Golden eagle behavior and facts

  • Golden eagles prey on small mammals, birds, reptiles and jackrabbits, with mammals comprising more than 70 percent of their diet. They may also eat carrion. When game birds are abundant, eagles prey on them.
  • They use their soaring ability and keen eyesight to locate prey. After spotting it, they dive at speeds up to 120 mph and seize the prey with their feet and talons. Most prey is taken on the ground, but large birds such as goose, crane or diving ducks may be struck in the air.
  • A pair of golden eagles occupies a territory size that depends on available prey. For instance, in Scotland they require 11,000 to 18,000 acres; in California, 19 to 59 square miles. In the Northeastern United States, the territory may be up to 200 square miles, but only a small portion of that may provide suitable prey habitat.
  • Populations from northern areas migrate south in winter; eagles from more temperate climates remain year round.
  • Courtship displays and mating behaviors may be seen in almost any month. Aerial displays are commonly seen between mated pairs, including undulating flights involving a complex series of dives and swoops. The pair may also soar together, and the male will dive toward the female who turns on her back and presents her talons to his.

From birth to death

  • Mating: year-round.
  • Nests are built on rocky cliffs or in tall trees. Eagles may reuse and enlarge their nest each year; nests on cliff ledges can be up to eight feet in diameter and three to four feet thick. Tree nests are usually deeper and more massive. The largest recorded nest: 17 feet deep and four feet across.
  • One to four eggs – most commonly two – are laid in March at three- to four-day intervals. Eggs are dull white with brown blotches.
  • Incubation: five to six weeks, mostly by the female.
  • Chicks hatch at intervals over several days. If food is scarce and there is more than one chick, competition between siblings can be fierce and typically only the oldest will survive.
  • For the first 14 days, both parents tend the chicks, although males are more likely to be hunting while the females guard the nest. During this time, the parents tear off and feed small bits of raw meat to the chicks.
  • Golden eagles may fledge (begin flying) at around 10 weeks, although the parents may continue to provide food for the young for 14 weeks or more.
  • Sexual maturity: four to five years
  • Lifespan: 15 to 20 years in the wild; in captivity, golden eagles have lived to 68 years.

Vital statistics

  • Females: 32 to 40 inches long, 8 to 14 pounds with a wingspan of 6 to 7 feet
  • Males: 30-35 inches long, 5 to 9 pounds, with a wingspan of 5 to 6 feet


Golden eagles are protected in the United States by the Migratory Bird Treaty Act, and also the Bald and Golden Eagle Act. They were once considered extinct east of the Mississippi River, although they are now locally common in much of the United States.

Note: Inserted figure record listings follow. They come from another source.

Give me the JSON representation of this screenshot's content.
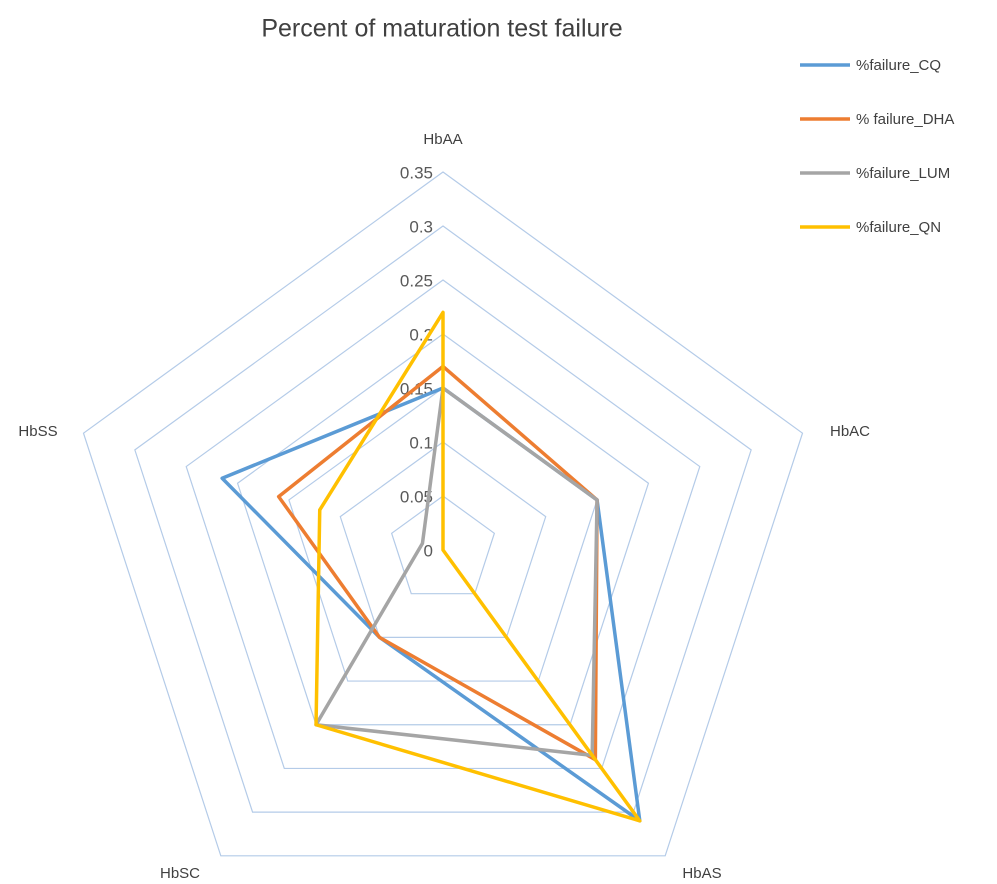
{
  "chart_data": {
    "type": "radar",
    "title": "Percent of maturation test failure",
    "categories": [
      "HbAA",
      "HbAC",
      "HbAS",
      "HbSC",
      "HbSS"
    ],
    "series": [
      {
        "name": "%failure_CQ",
        "color": "#5b9bd5",
        "values": [
          0.15,
          0.15,
          0.31,
          0.1,
          0.215
        ]
      },
      {
        "name": "% failure_DHA",
        "color": "#ed7d31",
        "values": [
          0.17,
          0.15,
          0.24,
          0.1,
          0.16
        ]
      },
      {
        "name": "%failure_LUM",
        "color": "#a5a5a5",
        "values": [
          0.15,
          0.15,
          0.235,
          0.2,
          0.02
        ]
      },
      {
        "name": "%failure_QN",
        "color": "#ffc000",
        "values": [
          0.22,
          0,
          0.31,
          0.2,
          0.12
        ]
      }
    ],
    "ylim": [
      0,
      0.35
    ],
    "yticks": [
      0,
      0.05,
      0.1,
      0.15,
      0.2,
      0.25,
      0.3,
      0.35
    ],
    "grid": true,
    "legend": "right"
  }
}
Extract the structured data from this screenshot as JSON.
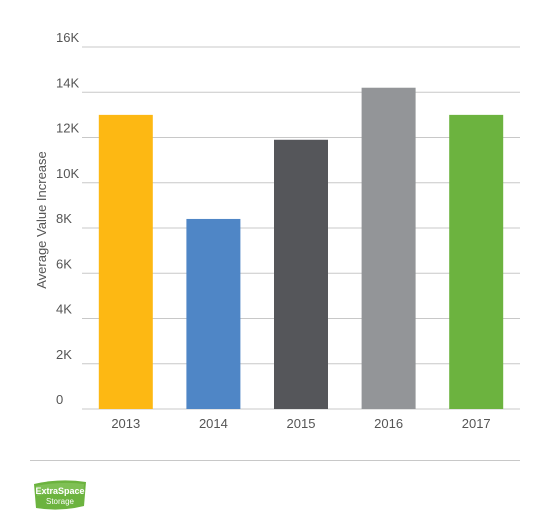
{
  "chart_data": {
    "type": "bar",
    "title": "",
    "xlabel": "",
    "ylabel": "Average Value Increase",
    "categories": [
      "2013",
      "2014",
      "2015",
      "2016",
      "2017"
    ],
    "values": [
      13000,
      8400,
      11900,
      14200,
      13000
    ],
    "colors": [
      "#FDB813",
      "#4F86C6",
      "#55565A",
      "#939598",
      "#6CB33F"
    ],
    "ylim": [
      0,
      16000
    ],
    "yticks": [
      0,
      2000,
      4000,
      6000,
      8000,
      10000,
      12000,
      14000,
      16000
    ],
    "ytick_labels": [
      "0",
      "2K",
      "4K",
      "6K",
      "8K",
      "10K",
      "12K",
      "14K",
      "16K"
    ],
    "grid": true,
    "legend": "none"
  },
  "logo": {
    "name": "extra-space-storage-logo",
    "text_line1": "ExtraSpace",
    "text_line2": "Storage",
    "color": "#6CB33F"
  }
}
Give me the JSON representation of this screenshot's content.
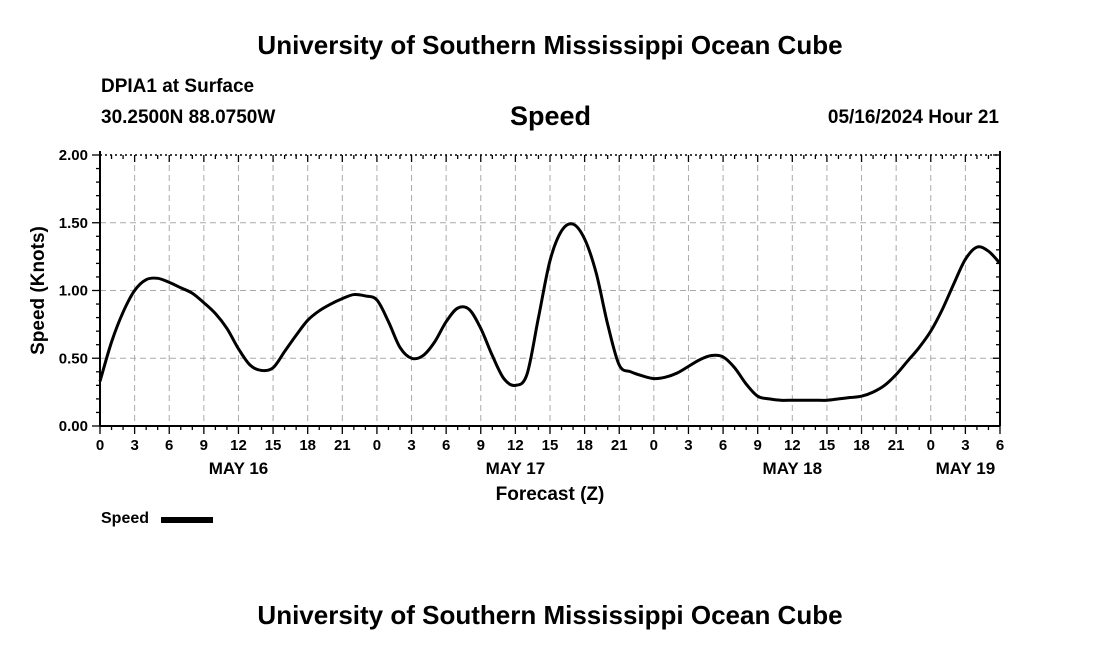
{
  "header": {
    "title": "University of Southern Mississippi Ocean Cube",
    "station": "DPIA1 at Surface",
    "coords": "30.2500N  88.0750W",
    "datetime": "05/16/2024 Hour 21",
    "footer_title": "University of Southern Mississippi Ocean Cube"
  },
  "legend": {
    "label": "Speed"
  },
  "chart_data": {
    "type": "line",
    "title": "Speed",
    "xlabel": "Forecast (Z)",
    "ylabel": "Speed (Knots)",
    "ylim": [
      0,
      2
    ],
    "xlim": [
      0,
      78
    ],
    "x_unit": "hours since May 16 00Z",
    "grid": true,
    "y_ticks": [
      "0.00",
      "0.50",
      "1.00",
      "1.50",
      "2.00"
    ],
    "y_tick_values": [
      0,
      0.5,
      1.0,
      1.5,
      2.0
    ],
    "x_tick_labels": [
      "0",
      "3",
      "6",
      "9",
      "12",
      "15",
      "18",
      "21",
      "0",
      "3",
      "6",
      "9",
      "12",
      "15",
      "18",
      "21",
      "0",
      "3",
      "6",
      "9",
      "12",
      "15",
      "18",
      "21",
      "0",
      "3",
      "6"
    ],
    "date_labels": [
      {
        "label": "MAY 16",
        "at_hour": 12
      },
      {
        "label": "MAY 17",
        "at_hour": 36
      },
      {
        "label": "MAY 18",
        "at_hour": 60
      },
      {
        "label": "MAY 19",
        "at_hour": 75
      }
    ],
    "series": [
      {
        "name": "Speed",
        "color": "#000000",
        "x": [
          0,
          1,
          2,
          3,
          4,
          5,
          6,
          7,
          8,
          9,
          10,
          11,
          12,
          13,
          14,
          15,
          16,
          17,
          18,
          19,
          20,
          21,
          22,
          23,
          24,
          25,
          26,
          27,
          28,
          29,
          30,
          31,
          32,
          33,
          34,
          35,
          36,
          37,
          38,
          39,
          40,
          41,
          42,
          43,
          44,
          45,
          46,
          47,
          48,
          49,
          50,
          51,
          52,
          53,
          54,
          55,
          56,
          57,
          58,
          59,
          60,
          61,
          62,
          63,
          64,
          65,
          66,
          67,
          68,
          69,
          70,
          71,
          72,
          73,
          74,
          75,
          76,
          77,
          78
        ],
        "values": [
          0.33,
          0.62,
          0.84,
          1.0,
          1.08,
          1.09,
          1.06,
          1.02,
          0.98,
          0.91,
          0.83,
          0.72,
          0.57,
          0.45,
          0.41,
          0.43,
          0.55,
          0.67,
          0.78,
          0.85,
          0.9,
          0.94,
          0.97,
          0.96,
          0.93,
          0.77,
          0.58,
          0.5,
          0.52,
          0.62,
          0.77,
          0.87,
          0.86,
          0.72,
          0.52,
          0.35,
          0.3,
          0.38,
          0.8,
          1.22,
          1.44,
          1.49,
          1.38,
          1.13,
          0.75,
          0.45,
          0.4,
          0.37,
          0.35,
          0.36,
          0.39,
          0.44,
          0.49,
          0.52,
          0.51,
          0.43,
          0.31,
          0.22,
          0.2,
          0.19,
          0.19,
          0.19,
          0.19,
          0.19,
          0.2,
          0.21,
          0.22,
          0.25,
          0.3,
          0.38,
          0.48,
          0.58,
          0.7,
          0.86,
          1.05,
          1.23,
          1.32,
          1.29,
          1.2
        ]
      }
    ]
  }
}
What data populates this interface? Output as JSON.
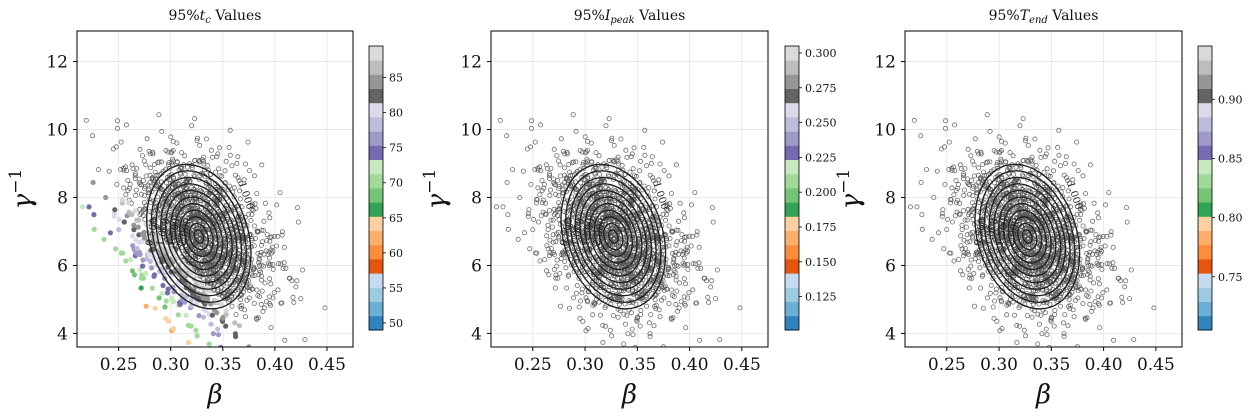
{
  "chart_data": [
    {
      "type": "scatter",
      "title": "95%t_c Values",
      "title_parts": {
        "prefix": "95%",
        "var": "t",
        "sub": "c",
        "suffix": " Values"
      },
      "xlabel": "β",
      "ylabel": "γ⁻¹",
      "ylabel_parts": {
        "base": "γ",
        "sup": "−1"
      },
      "xlim": [
        0.21,
        0.475
      ],
      "ylim": [
        3.6,
        12.9
      ],
      "xticks": [
        0.25,
        0.3,
        0.35,
        0.4,
        0.45
      ],
      "xtick_labels": [
        "0.25",
        "0.30",
        "0.35",
        "0.40",
        "0.45"
      ],
      "yticks": [
        4,
        6,
        8,
        10,
        12
      ],
      "ytick_labels": [
        "4",
        "6",
        "8",
        "10",
        "12"
      ],
      "grid": true,
      "colorbar": {
        "min": 49,
        "max": 89.5,
        "ticks": [
          50,
          55,
          60,
          65,
          70,
          75,
          80,
          85
        ],
        "tick_labels": [
          "50",
          "55",
          "60",
          "65",
          "70",
          "75",
          "80",
          "85"
        ]
      },
      "gradient": {
        "dir": [
          1.0,
          0.0313
        ],
        "c0": 0.39,
        "span": 0.115,
        "band_width": 2.8,
        "sigma_major": 0.19,
        "sigma_minor": 0.033
      },
      "contour_labels": [
        "0.500",
        "1.000",
        "1.500",
        "2.000"
      ]
    },
    {
      "type": "scatter",
      "title": "95%I_peak Values",
      "title_parts": {
        "prefix": "95%",
        "var": "I",
        "sub": "peak",
        "suffix": " Values"
      },
      "xlabel": "β",
      "ylabel": "γ⁻¹",
      "ylabel_parts": {
        "base": "γ",
        "sup": "−1"
      },
      "xlim": [
        0.21,
        0.475
      ],
      "ylim": [
        3.6,
        12.9
      ],
      "xticks": [
        0.25,
        0.3,
        0.35,
        0.4,
        0.45
      ],
      "xtick_labels": [
        "0.25",
        "0.30",
        "0.35",
        "0.40",
        "0.45"
      ],
      "yticks": [
        4,
        6,
        8,
        10,
        12
      ],
      "ytick_labels": [
        "4",
        "6",
        "8",
        "10",
        "12"
      ],
      "grid": true,
      "colorbar": {
        "min": 0.101,
        "max": 0.305,
        "ticks": [
          0.125,
          0.15,
          0.175,
          0.2,
          0.225,
          0.25,
          0.275,
          0.3
        ],
        "tick_labels": [
          "0.125",
          "0.150",
          "0.175",
          "0.200",
          "0.225",
          "0.250",
          "0.275",
          "0.300"
        ]
      },
      "gradient": {
        "dir": [
          0.12,
          0.0435
        ],
        "c0": -0.04,
        "span": 0.03,
        "band_width": 1.25,
        "sigma_major": 0.115,
        "sigma_minor": 0.028
      },
      "contour_labels": [
        "0.500",
        "1.000",
        "1.500",
        "2.000"
      ]
    },
    {
      "type": "scatter",
      "title": "95%T_end Values",
      "title_parts": {
        "prefix": "95%",
        "var": "T",
        "sub": "end",
        "suffix": " Values"
      },
      "xlabel": "β",
      "ylabel": "γ⁻¹",
      "ylabel_parts": {
        "base": "γ",
        "sup": "−1"
      },
      "xlim": [
        0.21,
        0.475
      ],
      "ylim": [
        3.6,
        12.9
      ],
      "xticks": [
        0.25,
        0.3,
        0.35,
        0.4,
        0.45
      ],
      "xtick_labels": [
        "0.25",
        "0.30",
        "0.35",
        "0.40",
        "0.45"
      ],
      "yticks": [
        4,
        6,
        8,
        10,
        12
      ],
      "ytick_labels": [
        "4",
        "6",
        "8",
        "10",
        "12"
      ],
      "grid": true,
      "colorbar": {
        "min": 0.705,
        "max": 0.945,
        "ticks": [
          0.75,
          0.8,
          0.85,
          0.9
        ],
        "tick_labels": [
          "0.75",
          "0.80",
          "0.85",
          "0.90"
        ]
      },
      "gradient": {
        "dir": [
          0.3,
          0.0483
        ],
        "c0": 0.065,
        "span": 0.05,
        "band_width": 1.4,
        "sigma_major": 0.13,
        "sigma_minor": 0.03
      },
      "contour_labels": [
        "0.500",
        "1.000",
        "1.500",
        "2.000"
      ]
    }
  ],
  "shared": {
    "center": {
      "beta": 0.327,
      "gamma_inv": 6.85
    },
    "cloud_spread": {
      "beta": 0.035,
      "gamma_inv": 1.25
    },
    "colors": {
      "tab20c": [
        "#3182bd",
        "#6baed6",
        "#9ecae1",
        "#c6dbef",
        "#e6550d",
        "#fd8d3c",
        "#fdae6b",
        "#fdd0a2",
        "#31a354",
        "#74c476",
        "#a1d99b",
        "#c7e9c0",
        "#756bb1",
        "#9e9ac8",
        "#bcbddc",
        "#dadaeb",
        "#636363",
        "#969696",
        "#bdbdbd",
        "#d9d9d9"
      ],
      "contour": "#222222",
      "outlier_edge": "#555555",
      "grid": "#e6e6e6"
    }
  }
}
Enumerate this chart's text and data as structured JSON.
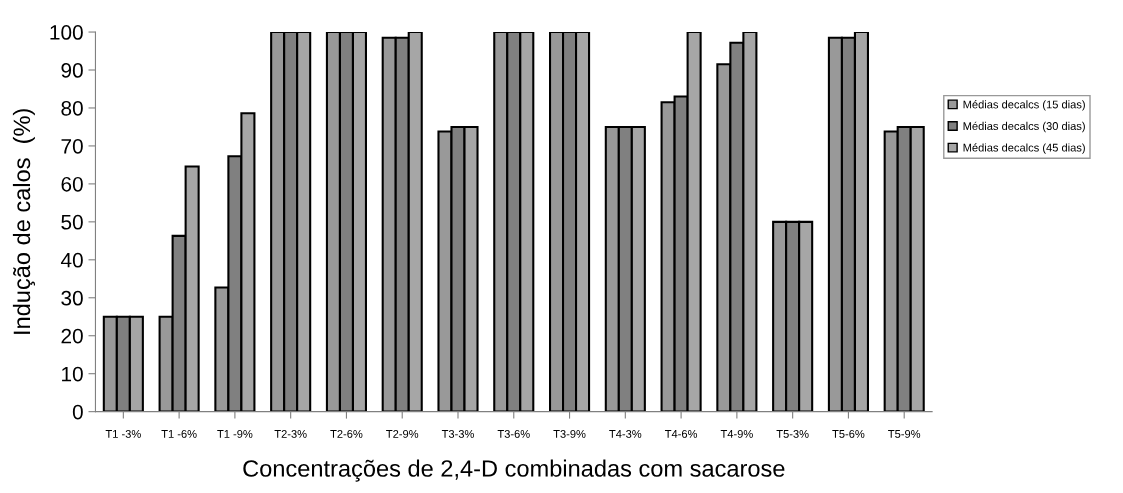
{
  "chart_data": {
    "type": "bar",
    "xlabel": "Concentrações de 2,4-D combinadas com sacarose",
    "ylabel": "Indução de calos  (%)",
    "categories": [
      "T1 -3%",
      "T1 -6%",
      "T1 -9%",
      "T2-3%",
      "T2-6%",
      "T2-9%",
      "T3-3%",
      "T3-6%",
      "T3-9%",
      "T4-3%",
      "T4-6%",
      "T4-9%",
      "T5-3%",
      "T5-6%",
      "T5-9%"
    ],
    "series": [
      {
        "name": "Médias decalcs (15 dias)",
        "color": "#999999",
        "values": [
          25,
          25,
          32.7,
          100,
          100,
          98.5,
          73.8,
          100,
          100,
          75,
          81.5,
          91.5,
          50,
          98.5,
          73.8
        ]
      },
      {
        "name": "Médias decalcs (30 dias)",
        "color": "#808080",
        "values": [
          25,
          46.3,
          67.3,
          100,
          100,
          98.5,
          75,
          100,
          100,
          75,
          83,
          97.2,
          50,
          98.5,
          75
        ]
      },
      {
        "name": "Médias decalcs (45 dias)",
        "color": "#a6a6a6",
        "values": [
          25,
          64.6,
          78.6,
          100,
          100,
          100,
          75,
          100,
          100,
          75,
          100,
          100,
          50,
          100,
          75
        ]
      }
    ],
    "ylim": [
      0,
      100
    ],
    "yticks": [
      0,
      10,
      20,
      30,
      40,
      50,
      60,
      70,
      80,
      90,
      100
    ],
    "grid": false,
    "legend": "right"
  }
}
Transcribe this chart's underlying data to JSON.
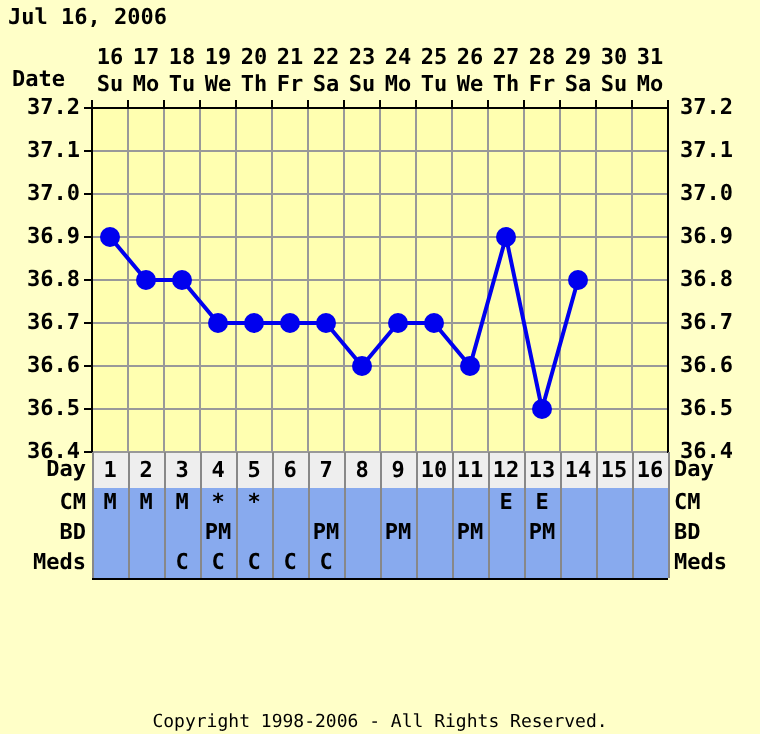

Golden eagles, the Oregon Zoo and you

The zoo's golden eagle, Deschutes, is part of the Wild Life Live! shows. Deschutes was received by the Oregon Department of Fish and Wildlife in Hines, Ore., on July 22, 2004. He had been found alongside a road with a head trauma after being hit by a vehicle. The accident resulted in blindness in his right eye, but there were no other injuries. Because Deschutes is blind in one eye, it was determined with the lack of depth perception would prevent him from hunting successfully.

You can help golden eagles continue to thrive in their range by joining a conservation organization that works to protect eagle habitat such as The Nature Conservancy.